Not To Do (2) – Show Your Desktop
The image above is a typical desktop view of any presentation software. There’s nothing wrong with it actually. However, this particular view is meant only for the presenter to see. So please keep this view away from the audience. Your audience don’t need to see how you navigate from your desktop to your folder, power up your presentation application, nor load up your slideshow for your presentation.
And while I strongly advocate the use of videos as part of the multimedia usage, please embed your videos directly into one of your slides, and play it directly from your slideshow. It’s not in good taste to stop your slideshow halfway, navigate away from your application to the folder that contains your video, load up the selection, and then only click play… In full view of your whole audience.
The image above? Your audience only need to see this :-
So your take away is that the moment you start your slideshow, you should never stop it until the end of your presentation. And keep the view of the desktop away from your audience.

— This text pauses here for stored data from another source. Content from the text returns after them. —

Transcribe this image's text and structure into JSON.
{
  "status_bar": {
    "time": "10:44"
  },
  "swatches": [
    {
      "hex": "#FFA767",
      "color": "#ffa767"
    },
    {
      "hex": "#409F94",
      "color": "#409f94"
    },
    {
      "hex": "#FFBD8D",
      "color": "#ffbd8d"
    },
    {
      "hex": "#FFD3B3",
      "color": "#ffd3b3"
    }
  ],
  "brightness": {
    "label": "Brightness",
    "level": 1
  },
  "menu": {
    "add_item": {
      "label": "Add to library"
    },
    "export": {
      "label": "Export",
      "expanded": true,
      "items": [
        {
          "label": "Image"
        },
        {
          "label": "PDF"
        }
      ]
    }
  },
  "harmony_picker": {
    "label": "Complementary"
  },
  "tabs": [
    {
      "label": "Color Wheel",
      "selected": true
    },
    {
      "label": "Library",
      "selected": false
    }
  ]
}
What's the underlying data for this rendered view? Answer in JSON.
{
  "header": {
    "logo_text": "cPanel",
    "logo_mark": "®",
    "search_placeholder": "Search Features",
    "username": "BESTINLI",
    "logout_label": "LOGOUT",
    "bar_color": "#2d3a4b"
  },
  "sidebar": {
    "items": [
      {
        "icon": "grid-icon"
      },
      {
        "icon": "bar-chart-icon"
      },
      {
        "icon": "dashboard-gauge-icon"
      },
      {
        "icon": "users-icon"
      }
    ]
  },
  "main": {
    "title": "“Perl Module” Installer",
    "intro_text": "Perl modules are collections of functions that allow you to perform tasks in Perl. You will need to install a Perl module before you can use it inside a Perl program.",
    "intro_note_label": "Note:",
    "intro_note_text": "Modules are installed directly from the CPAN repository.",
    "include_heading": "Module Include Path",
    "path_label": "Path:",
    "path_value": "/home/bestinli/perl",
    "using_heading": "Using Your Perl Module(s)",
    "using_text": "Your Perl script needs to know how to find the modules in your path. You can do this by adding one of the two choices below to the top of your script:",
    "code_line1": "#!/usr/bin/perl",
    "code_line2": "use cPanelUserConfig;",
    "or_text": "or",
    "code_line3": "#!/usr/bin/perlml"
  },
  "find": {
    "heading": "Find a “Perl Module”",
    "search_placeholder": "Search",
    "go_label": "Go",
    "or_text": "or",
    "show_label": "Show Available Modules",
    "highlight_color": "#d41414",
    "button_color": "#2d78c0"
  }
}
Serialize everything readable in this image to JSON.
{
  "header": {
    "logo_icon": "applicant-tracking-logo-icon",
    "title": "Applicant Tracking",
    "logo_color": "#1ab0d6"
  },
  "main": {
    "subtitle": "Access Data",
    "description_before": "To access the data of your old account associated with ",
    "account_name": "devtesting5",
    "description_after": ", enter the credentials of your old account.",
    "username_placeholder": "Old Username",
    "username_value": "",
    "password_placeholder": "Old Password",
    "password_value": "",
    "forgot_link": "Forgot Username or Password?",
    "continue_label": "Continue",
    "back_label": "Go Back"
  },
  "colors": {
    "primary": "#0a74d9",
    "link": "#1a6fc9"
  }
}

Not To Do (3) – Laser Pointers
I don’t know whose bright idea it was to market laser pointers as indispensable tools for presentation. It’s utter rubbish. Laser pointers have no place in any presentation.
If you even need a laser pointer to bring your audience’s attention to any particular part of the projector screen, it already shows that you’ve got your slide cluttered with too much information.
Instead of putting too many discussion points on the same slide, only to be isolated one at a time using a laser pointer, try to spread them out into several slides, and tackle your individual discussion points, one on each slide. There’s no limit to the number of slides that you can use for any presentations. At least there shouldn’t be.
Conclusion To Your Presentation
And there you have it, folks. The top three do’s and don’t’s for your presentations. These are by no means the be-all and end-all rules for conducting better presentations. There are many other pointers, but that’s discussions for another day.